Olympic Cherry Blossom Festival

One of the springtime pleasures of living in Vancouver is that for some reason back in the twenties even or there abouts, the city decided that one of the preferred street plantings would be the Japanese cherry tree which erupts the moment the temperature warms slightly in the spring into a huge mass of pink flowers.  As a result this town becomes flooded with pink blossoms about the same time as the crocuses burst out.

Most years, a late snow and a cold snap ensure that this occurs sometime in March.  However, as anyone following the Olympics must know be now, Vancouver has been experiencing pleasant spring like weather.  The crocuses are out all over and the first of the cherry trees have begun to blossom.

That suggests that the last week of the Olympics will see the bulk of the trees reach full blossom.  It is one of the most gorgeous trees we have and it is no surprise it is esteemed in Japan.  I have never seen it make any fruit, but that is certainly not why they are planted.

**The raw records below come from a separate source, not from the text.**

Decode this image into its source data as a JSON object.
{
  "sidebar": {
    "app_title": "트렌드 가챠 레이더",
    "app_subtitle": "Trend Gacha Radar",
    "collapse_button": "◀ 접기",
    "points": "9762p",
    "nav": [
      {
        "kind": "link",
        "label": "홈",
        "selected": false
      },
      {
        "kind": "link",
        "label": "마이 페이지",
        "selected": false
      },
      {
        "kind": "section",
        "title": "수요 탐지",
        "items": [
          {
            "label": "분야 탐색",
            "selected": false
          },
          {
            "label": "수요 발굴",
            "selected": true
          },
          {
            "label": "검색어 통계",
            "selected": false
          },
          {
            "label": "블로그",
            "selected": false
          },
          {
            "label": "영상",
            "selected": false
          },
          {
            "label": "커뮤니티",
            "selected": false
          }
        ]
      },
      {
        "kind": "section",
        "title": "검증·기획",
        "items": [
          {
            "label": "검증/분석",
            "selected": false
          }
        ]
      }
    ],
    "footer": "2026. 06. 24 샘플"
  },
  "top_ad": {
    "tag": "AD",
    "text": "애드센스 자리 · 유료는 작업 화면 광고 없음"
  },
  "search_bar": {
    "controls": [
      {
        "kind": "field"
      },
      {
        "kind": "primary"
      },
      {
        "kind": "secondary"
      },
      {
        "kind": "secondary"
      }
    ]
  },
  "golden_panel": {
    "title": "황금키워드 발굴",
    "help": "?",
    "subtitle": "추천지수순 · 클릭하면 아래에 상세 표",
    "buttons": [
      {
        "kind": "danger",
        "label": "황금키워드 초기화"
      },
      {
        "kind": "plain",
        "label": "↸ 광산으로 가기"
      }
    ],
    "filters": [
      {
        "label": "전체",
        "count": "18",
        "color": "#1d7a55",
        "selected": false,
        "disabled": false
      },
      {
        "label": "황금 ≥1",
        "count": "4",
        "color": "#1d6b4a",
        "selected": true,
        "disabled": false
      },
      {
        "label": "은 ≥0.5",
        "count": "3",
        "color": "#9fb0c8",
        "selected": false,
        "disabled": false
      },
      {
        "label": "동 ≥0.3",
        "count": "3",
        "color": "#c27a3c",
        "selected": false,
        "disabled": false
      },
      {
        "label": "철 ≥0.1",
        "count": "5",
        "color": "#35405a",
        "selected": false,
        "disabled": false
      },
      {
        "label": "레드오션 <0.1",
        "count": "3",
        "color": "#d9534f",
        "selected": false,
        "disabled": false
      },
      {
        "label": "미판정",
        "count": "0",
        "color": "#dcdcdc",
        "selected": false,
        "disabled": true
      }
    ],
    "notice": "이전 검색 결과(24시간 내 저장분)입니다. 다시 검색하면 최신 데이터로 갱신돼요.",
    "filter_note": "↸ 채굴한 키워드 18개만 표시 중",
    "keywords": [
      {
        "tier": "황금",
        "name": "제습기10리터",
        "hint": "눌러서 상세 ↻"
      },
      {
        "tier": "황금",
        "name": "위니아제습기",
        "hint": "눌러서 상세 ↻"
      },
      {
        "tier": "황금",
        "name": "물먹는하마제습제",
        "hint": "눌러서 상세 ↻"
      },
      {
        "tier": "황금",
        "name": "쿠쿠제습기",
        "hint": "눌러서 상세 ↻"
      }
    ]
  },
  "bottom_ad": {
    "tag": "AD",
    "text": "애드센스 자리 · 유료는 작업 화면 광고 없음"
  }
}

Vancouver is almost cut off from the weather of the rest of the continent which is controlled here by incoming systems from the Pacific.  This gives us a sometimes awful rainy season that usually hit hard before Christmas and peters out into February.  However, like California and the rest of the Pacific Northwest we have a oceanic coastal regime that is moderate temperate for the most and does not reach very far inland.

The actual average for February snowfall is an unremarkable 21 centimeters, usually delivered every four years or so in one big dump.